ICE and its enforcement priorities under President Trump have become a focal point of the nation’s broader debate around immigration, with some Democratic lawmakers calling for the agency to be abolished. Advocates for immigrants have also criticized ICE’s response to the spread of the coronavirus inside its sprawling immigration detention system, which is the largest in the world. 

Meanwhile, many of these migrants will be forced into detention centers that are becoming hubs of Covid-19 infections.

Credit: Gregory Bull / Getty Images

Already the 2020 fiscal year (which ends September 30) is tied with 2006 for the highest number of migrant deaths in ICE custody – the vast majority of whom have died of Covid-19 related complications.
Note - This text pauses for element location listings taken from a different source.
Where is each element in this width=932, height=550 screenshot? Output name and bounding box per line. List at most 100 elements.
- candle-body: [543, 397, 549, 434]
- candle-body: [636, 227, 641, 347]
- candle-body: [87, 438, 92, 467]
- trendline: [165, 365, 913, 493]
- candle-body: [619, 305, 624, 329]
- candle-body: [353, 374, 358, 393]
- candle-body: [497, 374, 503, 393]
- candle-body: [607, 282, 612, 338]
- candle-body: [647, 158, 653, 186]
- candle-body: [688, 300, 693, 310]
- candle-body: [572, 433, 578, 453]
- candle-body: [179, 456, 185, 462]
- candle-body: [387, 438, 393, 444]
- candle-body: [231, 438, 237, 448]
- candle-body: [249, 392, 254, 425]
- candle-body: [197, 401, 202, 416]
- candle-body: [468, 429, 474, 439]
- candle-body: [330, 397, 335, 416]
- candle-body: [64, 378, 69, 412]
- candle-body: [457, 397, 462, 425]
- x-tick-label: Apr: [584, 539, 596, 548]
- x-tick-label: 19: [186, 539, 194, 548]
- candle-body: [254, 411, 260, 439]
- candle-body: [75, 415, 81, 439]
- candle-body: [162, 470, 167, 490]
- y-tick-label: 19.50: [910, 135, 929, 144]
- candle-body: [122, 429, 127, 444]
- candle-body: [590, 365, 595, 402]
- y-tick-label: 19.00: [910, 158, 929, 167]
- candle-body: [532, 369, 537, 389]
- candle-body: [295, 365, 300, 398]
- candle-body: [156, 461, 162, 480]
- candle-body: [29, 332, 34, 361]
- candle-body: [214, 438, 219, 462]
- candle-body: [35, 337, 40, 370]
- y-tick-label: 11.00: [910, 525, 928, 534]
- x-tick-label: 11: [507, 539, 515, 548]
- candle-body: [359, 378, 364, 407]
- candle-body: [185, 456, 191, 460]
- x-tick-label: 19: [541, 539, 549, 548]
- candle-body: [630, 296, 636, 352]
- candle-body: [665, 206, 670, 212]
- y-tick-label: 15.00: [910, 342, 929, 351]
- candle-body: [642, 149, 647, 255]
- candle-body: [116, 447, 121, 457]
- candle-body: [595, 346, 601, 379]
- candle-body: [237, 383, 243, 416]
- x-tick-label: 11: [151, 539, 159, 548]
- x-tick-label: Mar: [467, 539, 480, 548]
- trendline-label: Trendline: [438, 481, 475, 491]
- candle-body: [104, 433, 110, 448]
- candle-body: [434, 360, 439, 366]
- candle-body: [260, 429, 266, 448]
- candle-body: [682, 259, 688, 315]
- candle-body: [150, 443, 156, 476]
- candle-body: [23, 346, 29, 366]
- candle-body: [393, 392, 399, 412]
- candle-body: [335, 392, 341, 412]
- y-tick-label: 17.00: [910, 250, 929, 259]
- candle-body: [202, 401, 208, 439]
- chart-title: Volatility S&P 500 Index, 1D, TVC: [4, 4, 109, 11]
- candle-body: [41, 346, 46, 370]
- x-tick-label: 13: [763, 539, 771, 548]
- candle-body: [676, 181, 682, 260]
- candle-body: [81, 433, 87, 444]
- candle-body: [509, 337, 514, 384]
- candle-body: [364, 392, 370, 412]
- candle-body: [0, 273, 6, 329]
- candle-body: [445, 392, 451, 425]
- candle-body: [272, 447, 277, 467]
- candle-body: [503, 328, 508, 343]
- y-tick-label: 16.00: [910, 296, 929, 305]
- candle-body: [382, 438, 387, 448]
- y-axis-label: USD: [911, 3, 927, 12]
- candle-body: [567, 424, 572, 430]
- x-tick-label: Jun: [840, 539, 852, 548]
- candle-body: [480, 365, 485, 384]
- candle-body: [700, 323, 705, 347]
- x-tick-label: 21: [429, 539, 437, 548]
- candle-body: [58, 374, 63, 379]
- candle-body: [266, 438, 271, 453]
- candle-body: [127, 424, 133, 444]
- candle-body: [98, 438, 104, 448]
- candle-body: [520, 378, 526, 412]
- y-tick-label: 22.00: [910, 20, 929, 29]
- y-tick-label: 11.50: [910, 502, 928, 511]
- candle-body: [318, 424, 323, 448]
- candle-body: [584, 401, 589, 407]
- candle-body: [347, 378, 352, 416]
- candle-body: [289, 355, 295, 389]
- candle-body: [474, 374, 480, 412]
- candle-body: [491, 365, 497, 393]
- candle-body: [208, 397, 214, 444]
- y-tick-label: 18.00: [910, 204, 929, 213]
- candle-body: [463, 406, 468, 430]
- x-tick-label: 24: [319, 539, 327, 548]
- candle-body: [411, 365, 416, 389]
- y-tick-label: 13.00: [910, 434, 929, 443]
Just this week, a 50-year-old man from Honduras became the system’s latest victim and the 19th to die so far.

Meanwhile, more than 5,300 immigrants have tested for the Coronavirus while in custody. That number doesn’t take into account the risks fro communities and employees.

ICE says that they’re making adjustments, pointing out that the agency’s detainee population has plummeted during the pandemic, declining to roughly 21,000 this week. However, raids like the ones over the last few weeks will likely increase that population.

“There is still a pandemic raging,” Reichlin-Melnick told CBS News. “ICE should not be engaging in large-scale enforcement actions that send people to detention centers where the virus is rampant.”